FCRP updateThe changes in discovery practice in the Federal Rules of Civil Procedure that will go into effect December 1 seem to center on a concept of “proportionality,” which is mentioned very prominently in new Rule 26(b): the disclosures are to be “proportional to the needs of the case.”   The concern among plaintiffs’ lawyers is that the courts will read too much into this concept.

Take, for example, a product liability case, where a plaintiff claims an injury from a medical device.  Her discovery production might be a few hundred pages, mainly medical records.  She seeks from defendant all of its records relating to the design, testing, manufacturing, and sale of the device, together all side effect reports.

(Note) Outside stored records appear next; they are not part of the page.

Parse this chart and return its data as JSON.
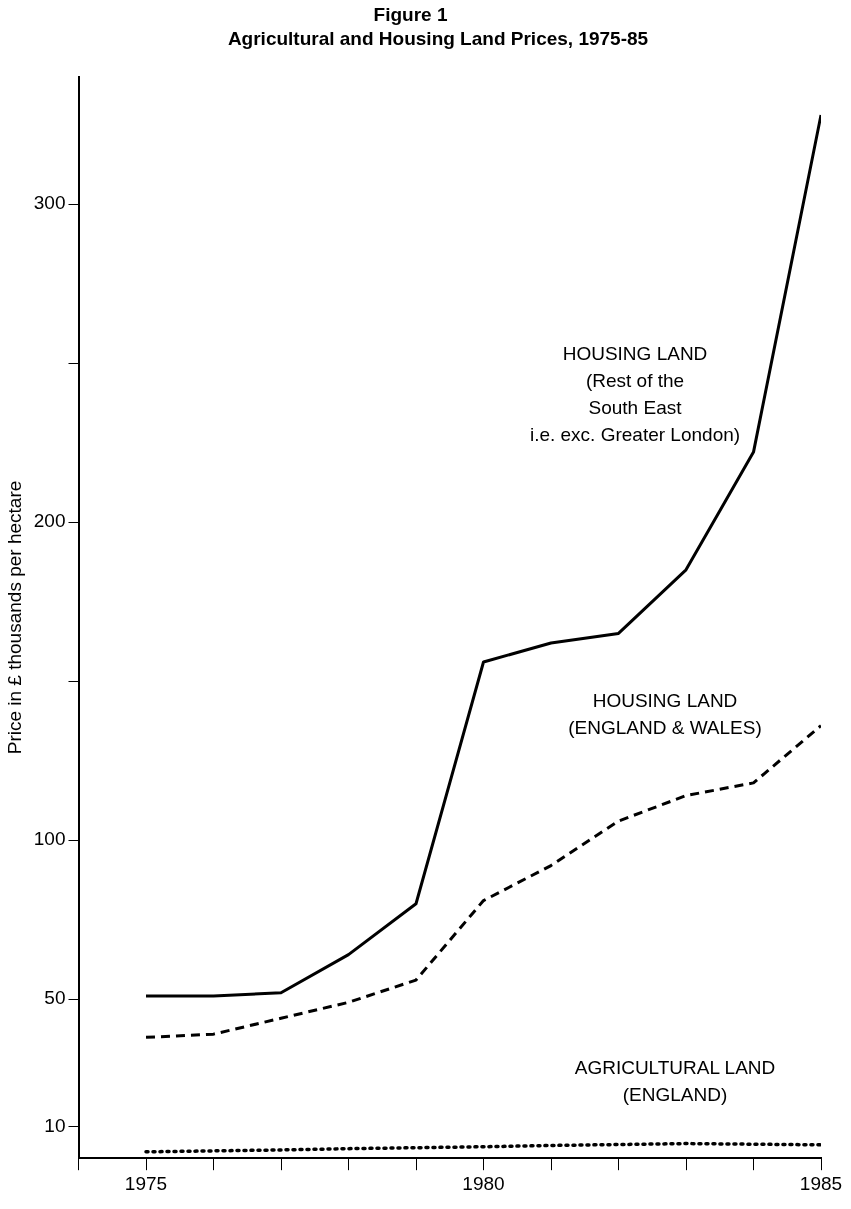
{
  "chart_data": {
    "type": "line",
    "title": "Figure 1",
    "subtitle": "Agricultural and Housing Land Prices, 1975-85",
    "ylabel": "Price in £ thousands per hectare",
    "x": [
      1975,
      1976,
      1977,
      1978,
      1979,
      1980,
      1981,
      1982,
      1983,
      1984,
      1985
    ],
    "xlim": [
      1974,
      1985
    ],
    "xticks": [
      {
        "value": 1974,
        "label": null
      },
      1975,
      {
        "value": 1976,
        "label": null
      },
      {
        "value": 1977,
        "label": null
      },
      {
        "value": 1978,
        "label": null
      },
      {
        "value": 1979,
        "label": null
      },
      1980,
      {
        "value": 1981,
        "label": null
      },
      {
        "value": 1982,
        "label": null
      },
      {
        "value": 1983,
        "label": null
      },
      {
        "value": 1984,
        "label": null
      },
      1985
    ],
    "ylim": [
      0,
      340
    ],
    "yticks": [
      10,
      50,
      100,
      {
        "value": 150,
        "label": null
      },
      200,
      {
        "value": 250,
        "label": null
      },
      300
    ],
    "grid": false,
    "legend": false,
    "marker": "none",
    "series": [
      {
        "name": "HOUSING LAND\n(Rest of the\nSouth East\ni.e. exc. Greater London)",
        "color": "#000000",
        "line_style": "solid",
        "values": [
          51,
          51,
          52,
          64,
          80,
          156,
          162,
          165,
          185,
          222,
          328
        ]
      },
      {
        "name": "HOUSING LAND\n(ENGLAND & WALES)",
        "color": "#000000",
        "line_style": "dashed",
        "values": [
          38,
          39,
          44,
          49,
          56,
          81,
          92,
          106,
          114,
          118,
          136
        ]
      },
      {
        "name": "AGRICULTURAL LAND\n(ENGLAND)",
        "color": "#000000",
        "line_style": "dotted",
        "values": [
          2,
          2.3,
          2.6,
          3,
          3.3,
          3.6,
          4,
          4.3,
          4.6,
          4.4,
          4.2
        ]
      }
    ]
  }
}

The defendant tells the court the plaintiff’s  proposed discovery involved an estimated 1.5 million pages, all ESI (electronically stored information), and that it will be very expensive, perhaps hundreds of thousands of dollars, to collect it and make it available on a hard drive for the plaintiff. If the concept of “proportionality” were to be taken literally by the court, it might order that defendant provide a few hundred pages itself, perhaps focused on one issue, and that the balance of discovery be paid for by the party seeking it.

Fortunately, the revisers of Rule 26(b) have added five factors that the court is to consider in making its rulings. Several of these factors can be utilized by plaintiffs to attempt to level the playing field.  Main among these is “the parties’ relative access to relevant information” and “the parties’ resources” (keeping in mind the party is the plaintiff and not her law firm).  Other factors may not be so helpful,  such as “whether the burden or expense of the proposed discovery outweighs its likely benefit.”

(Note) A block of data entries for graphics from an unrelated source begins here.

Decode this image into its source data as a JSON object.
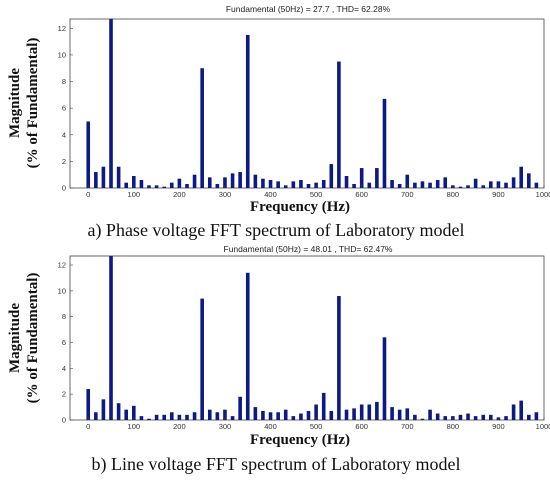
{
  "chart_data": [
    {
      "type": "bar",
      "title": "Fundamental (50Hz) = 27.7 , THD= 62.28%",
      "xlabel": "Frequency (Hz)",
      "ylabel_line1": "Magnitude",
      "ylabel_line2": "(% of Fundamental)",
      "caption": "a) Phase voltage FFT spectrum of Laboratory model",
      "xlim": [
        -40,
        1000
      ],
      "ylim": [
        0,
        12.7
      ],
      "xticks": [
        0,
        100,
        200,
        300,
        400,
        500,
        600,
        700,
        800,
        900,
        1000
      ],
      "yticks": [
        0,
        2,
        4,
        6,
        8,
        10,
        12
      ],
      "x": [
        0,
        16.7,
        33.3,
        50,
        66.7,
        83.3,
        100,
        116.7,
        133.3,
        150,
        166.7,
        183.3,
        200,
        216.7,
        233.3,
        250,
        266.7,
        283.3,
        300,
        316.7,
        333.3,
        350,
        366.7,
        383.3,
        400,
        416.7,
        433.3,
        450,
        466.7,
        483.3,
        500,
        516.7,
        533.3,
        550,
        566.7,
        583.3,
        600,
        616.7,
        633.3,
        650,
        666.7,
        683.3,
        700,
        716.7,
        733.3,
        750,
        766.7,
        783.3,
        800,
        816.7,
        833.3,
        850,
        866.7,
        883.3,
        900,
        916.7,
        933.3,
        950,
        966.7,
        983.3
      ],
      "values": [
        5.0,
        1.2,
        1.6,
        12.7,
        1.6,
        0.4,
        0.9,
        0.6,
        0.2,
        0.2,
        0.1,
        0.4,
        0.7,
        0.3,
        1.0,
        9.0,
        0.8,
        0.3,
        0.8,
        1.1,
        1.2,
        11.5,
        1.0,
        0.7,
        0.6,
        0.5,
        0.2,
        0.5,
        0.6,
        0.3,
        0.4,
        0.6,
        1.8,
        9.5,
        0.9,
        0.3,
        1.5,
        0.4,
        1.5,
        6.7,
        0.6,
        0.3,
        1.0,
        0.4,
        0.5,
        0.4,
        0.6,
        0.8,
        0.2,
        0.1,
        0.2,
        0.7,
        0.2,
        0.5,
        0.5,
        0.4,
        0.8,
        1.6,
        1.1,
        0.4
      ],
      "color": "#0b1a85"
    },
    {
      "type": "bar",
      "title": "Fundamental (50Hz) = 48.01 , THD= 62.47%",
      "xlabel": "Frequency (Hz)",
      "ylabel_line1": "Magnitude",
      "ylabel_line2": "(% of Fundamental)",
      "caption": "b) Line voltage FFT spectrum of Laboratory model",
      "xlim": [
        -40,
        1000
      ],
      "ylim": [
        0,
        12.7
      ],
      "xticks": [
        0,
        100,
        200,
        300,
        400,
        500,
        600,
        700,
        800,
        900,
        1000
      ],
      "yticks": [
        0,
        2,
        4,
        6,
        8,
        10,
        12
      ],
      "x": [
        0,
        16.7,
        33.3,
        50,
        66.7,
        83.3,
        100,
        116.7,
        133.3,
        150,
        166.7,
        183.3,
        200,
        216.7,
        233.3,
        250,
        266.7,
        283.3,
        300,
        316.7,
        333.3,
        350,
        366.7,
        383.3,
        400,
        416.7,
        433.3,
        450,
        466.7,
        483.3,
        500,
        516.7,
        533.3,
        550,
        566.7,
        583.3,
        600,
        616.7,
        633.3,
        650,
        666.7,
        683.3,
        700,
        716.7,
        733.3,
        750,
        766.7,
        783.3,
        800,
        816.7,
        833.3,
        850,
        866.7,
        883.3,
        900,
        916.7,
        933.3,
        950,
        966.7,
        983.3
      ],
      "values": [
        2.4,
        0.6,
        1.6,
        12.7,
        1.3,
        0.8,
        1.1,
        0.3,
        0.1,
        0.4,
        0.4,
        0.6,
        0.4,
        0.4,
        0.6,
        9.4,
        0.8,
        0.6,
        0.8,
        0.3,
        1.8,
        11.4,
        1.0,
        0.7,
        0.6,
        0.6,
        0.8,
        0.3,
        0.5,
        0.7,
        1.2,
        2.1,
        0.7,
        9.6,
        0.8,
        0.9,
        1.2,
        1.2,
        1.4,
        6.4,
        1.0,
        0.8,
        0.9,
        0.4,
        0.1,
        0.8,
        0.5,
        0.3,
        0.3,
        0.4,
        0.5,
        0.3,
        0.4,
        0.4,
        0.2,
        0.3,
        1.2,
        1.5,
        0.4,
        0.6
      ],
      "color": "#0b1a85"
    }
  ]
}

It is inherent in product liability litigation that the defendant is in possession of the information the plaintiff needs to support her case.  This is in contrast to a business versus business law suit, let’s say involving a patent  infringement claim, where there is general equality of information and resources.  In the tort case, counsel should feel free to point to the inherent asymmetry and the need for information, to be produced by the defendant.

In the mass tort setting, as I discuss in my book, chapter 8, there is more symmetry in the discovery, since the hundreds or thousands of plaintiffs are a counterbalance to the discovery sought from the defendant.  Nonetheless the changes to Rule 26 and other rules going into effect  will affect discovery in ways which will play out over the next few years as the courts apply them to individual cases.